Le miracle démocratique français. Un regard indiscret

par Octave Lebel
samedi 25 juillet 2020

Les classes dirigeantes ne renoncent jamais. Si minoritaires, si accablées par leurs erreurs soient-elles, elles font front, elles font des compromis, des alliances, elles s’unissent, elles se battent avec énergie, détermination, développent des stratégies, appliquent des tactiques éprouvées afin de conserver leurs pouvoirs et privilèges.

Elles ont de la réserve, du souffle, de l’expérience et de gros moyens, des conseillers de talents et des observateurs de l’opinion aguerris qu’elles paient bien, une presse privée dans leurs mains à 90%, le service public de l’information aux ordres en grande partie par le biais des directions et des services politiques et des éditorialistes qui ne s’en cachent pas vraiment. Et pour le reste, des journalistes dont l’autonomie est mesurée et bientôt un cadre qui sera encore plus balisé dans une nouvelle réforme qui arrive. Chaque pouvoir impose sa réforme ce qui montre bien où sont les enjeux.

A écouter le flux d’informations dominants ces derniers temps, je me suis amusé à imaginer les coulisses dans lesquels les troupes qui nous veulent du bien se préparent à nous apporter la bonne parole.

 

 Chers collaborateurs et soutiens de la LREM, examinons ensemble ce schéma d’argumentation à propos du sommet européen clos le 21/07/20 et son intégration dans la campagne pour la présidentielle. C’est une occasion à ne pas manquer mais attention nous allons avoir besoin de toutes nos capacités de persuasion.

 

Cibles, méthodologie

 

Eléments de contexte général :

Une campagne électorale n’est pas une démarche citoyenne pas plus qu’une campagne publicitaire n’est une démarche d’éducation à la consommation.

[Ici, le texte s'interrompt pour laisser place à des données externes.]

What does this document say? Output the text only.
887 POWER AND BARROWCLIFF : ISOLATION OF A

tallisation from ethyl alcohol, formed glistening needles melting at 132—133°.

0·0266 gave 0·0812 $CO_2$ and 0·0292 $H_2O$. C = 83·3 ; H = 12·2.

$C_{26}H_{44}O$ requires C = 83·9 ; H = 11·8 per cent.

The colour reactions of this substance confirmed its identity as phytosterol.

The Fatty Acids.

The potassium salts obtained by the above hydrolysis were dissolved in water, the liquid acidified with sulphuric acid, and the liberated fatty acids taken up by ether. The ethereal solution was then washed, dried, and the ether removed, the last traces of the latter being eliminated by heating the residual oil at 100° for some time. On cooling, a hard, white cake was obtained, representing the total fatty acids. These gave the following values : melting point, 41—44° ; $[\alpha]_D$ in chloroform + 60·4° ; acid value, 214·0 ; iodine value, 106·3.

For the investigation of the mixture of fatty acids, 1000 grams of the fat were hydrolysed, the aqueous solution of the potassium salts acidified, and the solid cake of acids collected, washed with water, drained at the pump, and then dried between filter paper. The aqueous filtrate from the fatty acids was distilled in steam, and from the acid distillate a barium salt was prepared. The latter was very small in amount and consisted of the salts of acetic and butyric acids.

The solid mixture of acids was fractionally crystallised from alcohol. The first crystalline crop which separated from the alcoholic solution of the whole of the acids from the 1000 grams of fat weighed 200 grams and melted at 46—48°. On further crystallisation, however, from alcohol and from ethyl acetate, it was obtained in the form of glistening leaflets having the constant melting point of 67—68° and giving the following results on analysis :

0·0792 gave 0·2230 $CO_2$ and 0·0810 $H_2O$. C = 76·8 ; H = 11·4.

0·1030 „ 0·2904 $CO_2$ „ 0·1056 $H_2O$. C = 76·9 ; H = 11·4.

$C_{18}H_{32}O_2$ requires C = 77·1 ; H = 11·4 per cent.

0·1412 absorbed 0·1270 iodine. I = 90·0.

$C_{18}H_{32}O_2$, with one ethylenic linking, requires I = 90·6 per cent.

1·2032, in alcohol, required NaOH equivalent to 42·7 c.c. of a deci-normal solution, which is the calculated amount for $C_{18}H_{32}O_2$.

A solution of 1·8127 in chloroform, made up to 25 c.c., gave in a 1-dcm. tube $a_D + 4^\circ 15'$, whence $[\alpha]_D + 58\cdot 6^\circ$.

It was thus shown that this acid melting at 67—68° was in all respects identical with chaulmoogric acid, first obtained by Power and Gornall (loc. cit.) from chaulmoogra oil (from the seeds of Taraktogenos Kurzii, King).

 L’enjeu est le pouvoir qui se gagne et se légitime de nos jours encore et toujours par des élections. Légitimité formelle par la légalité institutionnelle qui fait encore barrage .De plus en plus difficilement car les populations ont commencé à mettre en doute l’efficacité des économies fondées sur le libre échange pilotées par des responsables privés qui déterminent les moyens et les directions des politiques publiques (économiques, sociales, sanitaire, éducatives, culturelles etc..) et donc bien sûr la conception et l’évolution de l’UE.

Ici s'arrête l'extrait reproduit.